After estimating the effect of sodium on blood pressure, they then used the blood pressure data to estimate cardiovascular mortality based on the work done in two large studies (Study 1, Study 2).

Estimated global sodium intake was 3.95 g per day, quite a bit lower than the 4.4 grams measured in the PURE studies. They pointed out that 99.2% of the countries surveyed had mean sodium intakes higher than the WHO level of 2 grams a day. An astounding 88% of the world had sodium intake more than 50% over the WHO recommendation.

Their meta-analysis found that systolic blood pressure fell 3.8 mm Hg for every 2.3 grams sodium intake was reduced. This translates to a more interpretable 1.6 mm Hg for every gram reduction in sodium. This is quite close to the 1.5 mm Hg found in the PURE analysis. They used 2.3 grams because that is equal to 100 mmol of sodium, for people who like to speak like a chemist.

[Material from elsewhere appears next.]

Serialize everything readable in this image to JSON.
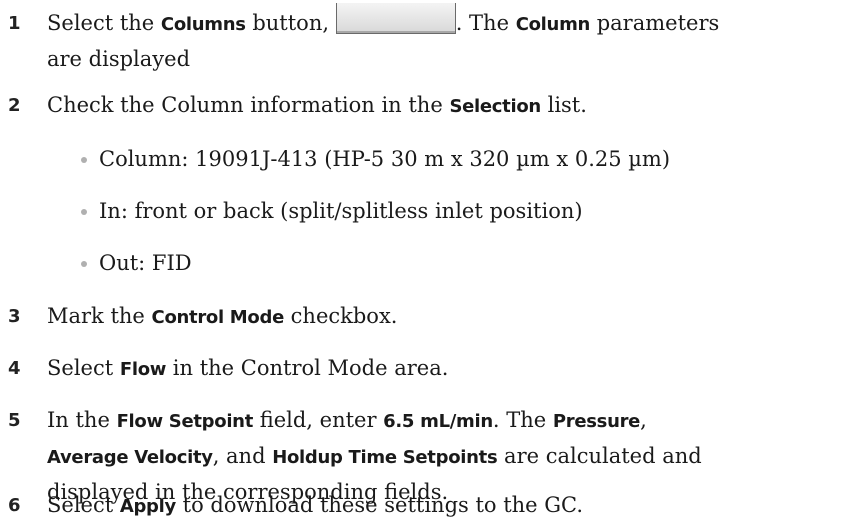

They then ran the blood pressure data into the mortality data from blood pressure and concluded that consuming more than 2 grams of sodium a day results in 1.65 million deaths from cardiovascular disease a year. This is 9.5% of all cardiovascular deaths in the world and nearly 20% of all premature deaths.

However, despite a very through analysis this is an exercise in somewhat meaningless statistical gymnastics. The authors fail to consider the possibility that lowering the blood pressure too far could have negative consequences, (Hello ACCORD Trial. Nice to meet you.) Or the possibility that low sodium diets could be harmful.

Note that, these figures come from a 2011 prospective trial published in a little known journal called JAMA. This signal that low sodium diets may not be beneficial is not new or unknown. It was picked up by the Institute of Medicine in their summary and recommendations to avoid very low sodium diets:
However, the evidence on health outcomes is not consistent with efforts that encourage lowering of dietary sodium in the general population to 1,500 mg/day. Further research may shed more light on the association between lower—1,500 to 2,300 mg—levels of sodium and health outcomes.
This becomes even more concerning when looked at through the lens of the PURE studies in the same issue of The Journal that show average sodium intake to be associated with the lowest mortality and danger rising on either side of the sodium consumption curve.

This is a study best taken with a grain of salt. Couldn't resist.